Jeudi 5 février 2026
Jeudi 5 février 2026
Je m’attelle enfin à installer le bureau que je délaisse depuis des mois, maintenant. Il faut trier encore, vider des cartons, identifier où ranger les choses de manière à peu près logique, penser l’espace. J’aimerais réussir à ne pas inviter le travail dans la maison sous le vent, mais si je devais le faire, je préfèrerais pouvoir le cantonner à cette petite pièce. L’objectif, en réalité, c’est surtout d’aménager un lieu bien identifié pour accueillir les élans créatifs qui me traversent, qu’il soit question de mots ou de choses fabriquées de mes mains. La pièce est petite et je dois garder la possibilité d’y installer un lit, au cas où, pour les visiteurs qui voudraient passer un peu de temps là, entre la mer et moi. Et puis bien sûr il y a toi, incrustée dans un coin de mes pensées tandis que je remplis de jolies boîtes avec mes trésors.

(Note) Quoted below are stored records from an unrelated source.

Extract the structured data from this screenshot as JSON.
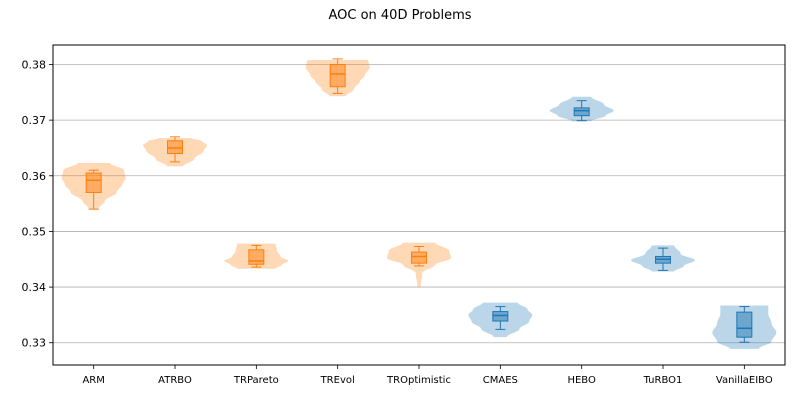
{
  "chart_data": {
    "type": "violin",
    "title": "AOC on 40D Problems",
    "xlabel": "",
    "ylabel": "",
    "ylim": [
      0.326,
      0.3835
    ],
    "yticks": [
      "0.33",
      "0.34",
      "0.35",
      "0.36",
      "0.37",
      "0.38"
    ],
    "grid": "horizontal",
    "colors": {
      "orange": "#ff7f0e",
      "blue": "#1f77b4"
    },
    "categories": [
      {
        "label": "ARM",
        "color": "orange",
        "violin_min": 0.354,
        "violin_max": 0.3623,
        "box": {
          "whisker_low": 0.354,
          "q1": 0.357,
          "median": 0.3592,
          "q3": 0.3605,
          "whisker_high": 0.361
        },
        "density": [
          [
            0.354,
            0.15
          ],
          [
            0.3555,
            0.35
          ],
          [
            0.357,
            0.72
          ],
          [
            0.3585,
            0.9
          ],
          [
            0.3595,
            1.0
          ],
          [
            0.361,
            0.95
          ],
          [
            0.3623,
            0.5
          ]
        ]
      },
      {
        "label": "ATRBO",
        "color": "orange",
        "violin_min": 0.3617,
        "violin_max": 0.3668,
        "box": {
          "whisker_low": 0.3625,
          "q1": 0.364,
          "median": 0.365,
          "q3": 0.3663,
          "whisker_high": 0.367
        },
        "density": [
          [
            0.3617,
            0.25
          ],
          [
            0.363,
            0.6
          ],
          [
            0.3645,
            0.9
          ],
          [
            0.3655,
            1.0
          ],
          [
            0.3662,
            0.85
          ],
          [
            0.3668,
            0.5
          ]
        ]
      },
      {
        "label": "TRPareto",
        "color": "orange",
        "violin_min": 0.3433,
        "violin_max": 0.3478,
        "box": {
          "whisker_low": 0.3436,
          "q1": 0.3441,
          "median": 0.3447,
          "q3": 0.3467,
          "whisker_high": 0.3475
        },
        "density": [
          [
            0.3433,
            0.6
          ],
          [
            0.344,
            0.8
          ],
          [
            0.3447,
            1.0
          ],
          [
            0.3455,
            0.75
          ],
          [
            0.3465,
            0.65
          ],
          [
            0.3478,
            0.6
          ]
        ]
      },
      {
        "label": "TREvol",
        "color": "orange",
        "violin_min": 0.3743,
        "violin_max": 0.3808,
        "box": {
          "whisker_low": 0.3748,
          "q1": 0.376,
          "median": 0.3783,
          "q3": 0.38,
          "whisker_high": 0.381
        },
        "density": [
          [
            0.3743,
            0.25
          ],
          [
            0.3755,
            0.5
          ],
          [
            0.377,
            0.7
          ],
          [
            0.378,
            0.85
          ],
          [
            0.3795,
            1.0
          ],
          [
            0.3808,
            0.95
          ]
        ]
      },
      {
        "label": "TROptimistic",
        "color": "orange",
        "violin_min": 0.34,
        "violin_max": 0.348,
        "box": {
          "whisker_low": 0.3438,
          "q1": 0.3443,
          "median": 0.3455,
          "q3": 0.3463,
          "whisker_high": 0.3473
        },
        "density": [
          [
            0.34,
            0.05
          ],
          [
            0.3425,
            0.1
          ],
          [
            0.344,
            0.5
          ],
          [
            0.3452,
            1.0
          ],
          [
            0.3465,
            0.95
          ],
          [
            0.348,
            0.5
          ]
        ]
      },
      {
        "label": "CMAES",
        "color": "blue",
        "violin_min": 0.331,
        "violin_max": 0.3372,
        "box": {
          "whisker_low": 0.3324,
          "q1": 0.3339,
          "median": 0.3349,
          "q3": 0.3356,
          "whisker_high": 0.3365
        },
        "density": [
          [
            0.331,
            0.2
          ],
          [
            0.3325,
            0.6
          ],
          [
            0.3338,
            0.9
          ],
          [
            0.335,
            1.0
          ],
          [
            0.336,
            0.85
          ],
          [
            0.3372,
            0.55
          ]
        ]
      },
      {
        "label": "HEBO",
        "color": "blue",
        "violin_min": 0.3698,
        "violin_max": 0.3742,
        "box": {
          "whisker_low": 0.3699,
          "q1": 0.3708,
          "median": 0.3717,
          "q3": 0.3722,
          "whisker_high": 0.3735
        },
        "density": [
          [
            0.3698,
            0.3
          ],
          [
            0.3708,
            0.75
          ],
          [
            0.3717,
            1.0
          ],
          [
            0.3728,
            0.7
          ],
          [
            0.3742,
            0.3
          ]
        ]
      },
      {
        "label": "TuRBO1",
        "color": "blue",
        "violin_min": 0.3428,
        "violin_max": 0.3475,
        "box": {
          "whisker_low": 0.343,
          "q1": 0.3443,
          "median": 0.345,
          "q3": 0.3455,
          "whisker_high": 0.347
        },
        "density": [
          [
            0.3428,
            0.35
          ],
          [
            0.3438,
            0.65
          ],
          [
            0.3448,
            1.0
          ],
          [
            0.346,
            0.55
          ],
          [
            0.3475,
            0.35
          ]
        ]
      },
      {
        "label": "VanillaEIBO",
        "color": "blue",
        "violin_min": 0.3289,
        "violin_max": 0.3367,
        "box": {
          "whisker_low": 0.3301,
          "q1": 0.331,
          "median": 0.3326,
          "q3": 0.3355,
          "whisker_high": 0.3365
        },
        "density": [
          [
            0.3289,
            0.45
          ],
          [
            0.3302,
            0.85
          ],
          [
            0.3318,
            1.0
          ],
          [
            0.3335,
            0.85
          ],
          [
            0.3352,
            0.75
          ],
          [
            0.3367,
            0.75
          ]
        ]
      }
    ]
  }
}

Toute la journée, les étoiles m’ont soufflé que tout n’était peut-être perdu et qu’après tout je pourrais me résoudre à t’écrire, au moins pour te dire que je laisse la porte entrouverte et que tu es libre de la franchir. Toi, bien sûr, tu ne t’es pas contentée de l’espace que je t’avais alloué dans ma tête, tu t’infiltres un peu partout sans y être invitée et je n’ai pas le cœur de te chasser. Alors j’hésite, je m’en remets à l’univers puis je fais semblant de ne pas l’entendre, je me trouve des excuses pour ne pas agir et des occupations diverses, je m’éparpille et me disperse. Je fais de la place dans mes armoires pour accueillir l’espoir, du vide dans mes étagères pour laisser entrer la lumière.